Three-Year Intractable Hiccups: Compression of the Right Frontal Lobe by Meningioma

(A) Routine computed tomography scan of the brain showing a space-occupying lesion in the right frontotemporal lobe (mostly located in the frontal lobe) and (B) further contrast-enhanced scanning of the lesion.
(A) Routine computed tomography scan of the brain showing a space-occupying lesion in the right frontotemporal lobe (mostly located in the frontal lobe) and (B) further contrast-enhanced scanning of the lesion.

On September 2, 2013, a 70-year-old man presented with persistent vertigo and vomiting for 1 week, and intractable hiccups of about 3 years’ duration. The frequency of hiccups was about 15-20 per minute, and it was not affected by eating and drinking. His hiccupping was persistent during the day, and it had not responded to metoclopramide, domperidone, omeprazole, or even traditional Chinese medicine. However, it stopped spontaneously while he was asleep. The physical and general medical examinations were normal, as was B-mode ultrasound of the abdomen and radiograph of the chest. Computed tomography of the head showed a single hyperintense space-occupying lesion (approximately 6.2 × 6.3 cm2) in the right frontotemporal lobe but mostly located in the frontal lobe, which was referred to as meningioma. Further contrast-enhanced scanning of the lesion showed that its signal intensity was obviously enhanced. A hypointense edema zone was found around the space-occupying lesion. Moreover, the right ventricle and left ventricle anterior horn became narrow, and the midline deviated about 1.5 cm to the left side (Figure). The space-occupying lesion was resected, and histologic examination confirmed the diagnosis of fibroblastic meningioma, World Health Organization grade I. Furthermore, the intractable hiccupping disappeared right after the operation without any antihiccup treatment drugs. As of now, no recurrences of persistent hiccups have been reported.

Discussion

Meningioma is a relatively common neoplasm of the central nervous system that has a predilection to arise from the parasagittal region, cerebral convexity, sphenoidal ridge, olfactory groove, and spinal canal. The frontotemporal lobe is a common region for the origin of meningioma, but meningioma on the right frontotemporal lobe is an unreported cause of intractable hiccups. The etiology of intractable hiccups is varied. Gastroesophageal illness causes most bouts of hiccups,1 while central nervous system illnesses, such as cerebrovascular accidents and brain tumor, that lead to intractable hiccups have recently become an advanced research area. The pathophysiology of intractable hiccups is not fully understood. The accurate central genesis of hiccups, in particular, is still under study. According to the past case reports, hiccups may be mediated through the cerebral center located in the hypothalamus, medullary reticular formation, brain stem near the respiratory centers, medial and dorsal medullary nuclei, and supratentorial areas.234

Irritative or destructive lesions in frontal areas mostly lead to mental disorders, temporal lobe epilepsy, aphemia, and paralysis. As temporal lesions, Wernicke aphasia, anomic aphasia, and mental illness are the common clinical manifestations. Hiccupping caused by temporal space-occupying lesions is rare. The present case of persistent hiccups resolved shortly following resection of a right frontotemporal lobe (mostly in the frontal lobe) meningioma. Therefore, it was speculated that the intractable hiccups arose from the frontotemporal lobe, especially the frontal lobe. It was suggested that the temporal area might be involved in the control mechanisms of hiccups because of invasive tumors.56 Moreover, it was postulated that the genesis of hiccups in the cerebral center was as extensive as in the peripheral regions. On the contrary, hiccups may be generated by abnormal neural discharge stimulated by frontal or temporal space-occupying lesions, which reaches the hiccup-mediating center such as the brainstem.
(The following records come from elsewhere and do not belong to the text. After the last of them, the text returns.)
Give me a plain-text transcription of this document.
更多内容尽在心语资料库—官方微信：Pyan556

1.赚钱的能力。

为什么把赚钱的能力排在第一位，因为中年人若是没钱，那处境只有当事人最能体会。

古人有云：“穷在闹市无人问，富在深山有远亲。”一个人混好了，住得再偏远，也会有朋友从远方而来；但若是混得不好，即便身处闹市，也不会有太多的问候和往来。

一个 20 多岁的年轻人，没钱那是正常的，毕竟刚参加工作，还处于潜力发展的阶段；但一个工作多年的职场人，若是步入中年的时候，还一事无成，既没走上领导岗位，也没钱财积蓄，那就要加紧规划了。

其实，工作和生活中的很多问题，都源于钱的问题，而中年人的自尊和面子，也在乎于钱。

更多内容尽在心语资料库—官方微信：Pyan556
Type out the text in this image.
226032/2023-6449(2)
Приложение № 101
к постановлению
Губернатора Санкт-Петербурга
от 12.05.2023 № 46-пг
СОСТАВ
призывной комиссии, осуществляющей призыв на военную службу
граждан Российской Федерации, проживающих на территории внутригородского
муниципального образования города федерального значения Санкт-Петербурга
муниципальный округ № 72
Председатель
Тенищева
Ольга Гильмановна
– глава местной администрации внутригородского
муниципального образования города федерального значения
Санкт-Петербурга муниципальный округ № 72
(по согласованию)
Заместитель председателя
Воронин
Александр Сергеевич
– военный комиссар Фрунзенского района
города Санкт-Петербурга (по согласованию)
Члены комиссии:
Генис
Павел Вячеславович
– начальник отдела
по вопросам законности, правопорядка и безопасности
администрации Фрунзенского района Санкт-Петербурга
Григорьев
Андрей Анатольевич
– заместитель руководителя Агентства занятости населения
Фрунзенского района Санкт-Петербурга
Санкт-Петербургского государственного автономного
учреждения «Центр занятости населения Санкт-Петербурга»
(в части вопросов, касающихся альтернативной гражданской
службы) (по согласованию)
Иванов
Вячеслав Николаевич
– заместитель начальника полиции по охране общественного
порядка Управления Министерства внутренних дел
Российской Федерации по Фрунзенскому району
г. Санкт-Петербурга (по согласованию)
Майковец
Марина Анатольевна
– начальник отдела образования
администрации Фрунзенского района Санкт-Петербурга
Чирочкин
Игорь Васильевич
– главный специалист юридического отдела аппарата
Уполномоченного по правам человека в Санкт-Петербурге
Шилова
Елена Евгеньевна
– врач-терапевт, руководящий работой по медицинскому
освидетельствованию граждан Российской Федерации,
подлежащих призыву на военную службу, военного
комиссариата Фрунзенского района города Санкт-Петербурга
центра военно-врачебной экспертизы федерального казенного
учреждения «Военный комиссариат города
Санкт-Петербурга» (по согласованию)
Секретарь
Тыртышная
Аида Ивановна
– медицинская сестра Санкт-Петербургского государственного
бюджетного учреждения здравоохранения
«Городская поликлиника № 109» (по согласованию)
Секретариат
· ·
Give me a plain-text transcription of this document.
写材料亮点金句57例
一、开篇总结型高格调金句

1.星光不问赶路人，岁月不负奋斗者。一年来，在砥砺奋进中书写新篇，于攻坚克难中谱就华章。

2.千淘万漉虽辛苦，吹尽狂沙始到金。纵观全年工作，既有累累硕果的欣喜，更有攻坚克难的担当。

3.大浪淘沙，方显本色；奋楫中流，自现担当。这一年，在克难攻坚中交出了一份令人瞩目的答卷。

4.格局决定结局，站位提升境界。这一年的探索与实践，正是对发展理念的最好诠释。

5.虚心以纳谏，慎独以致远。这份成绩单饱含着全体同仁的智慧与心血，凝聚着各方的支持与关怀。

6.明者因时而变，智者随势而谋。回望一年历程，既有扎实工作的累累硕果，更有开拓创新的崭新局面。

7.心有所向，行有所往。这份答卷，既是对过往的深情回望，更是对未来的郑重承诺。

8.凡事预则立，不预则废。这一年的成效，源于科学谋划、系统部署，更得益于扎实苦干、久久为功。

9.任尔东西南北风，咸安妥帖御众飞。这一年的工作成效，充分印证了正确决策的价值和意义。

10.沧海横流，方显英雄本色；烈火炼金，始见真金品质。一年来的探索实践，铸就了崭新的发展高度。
When hiccups have no causative extracranial pathology and antihiccup drugs do not work, central nervous system illness should be considered as the etiology of persistent hiccups. Appropriate imaging techniques such as computed tomography and magnetic resonance imaging are valuable for diagnosing lesions in the central nervous system, although the incidence of such lesions is relatively low. Undoubtedly, resecting the space-occupying lesions as soon as possible is the best treatment for similar cases.

To read this article in its entirety please visit our website.

-Zhuoqing Hu, PhD, Liao Cui, MD, HPD, Wei Li, MD, Ziji Liang, MD, Minqun Du, MD

This article originally appeared in the January 2017 issue of The American Journal of Medicine.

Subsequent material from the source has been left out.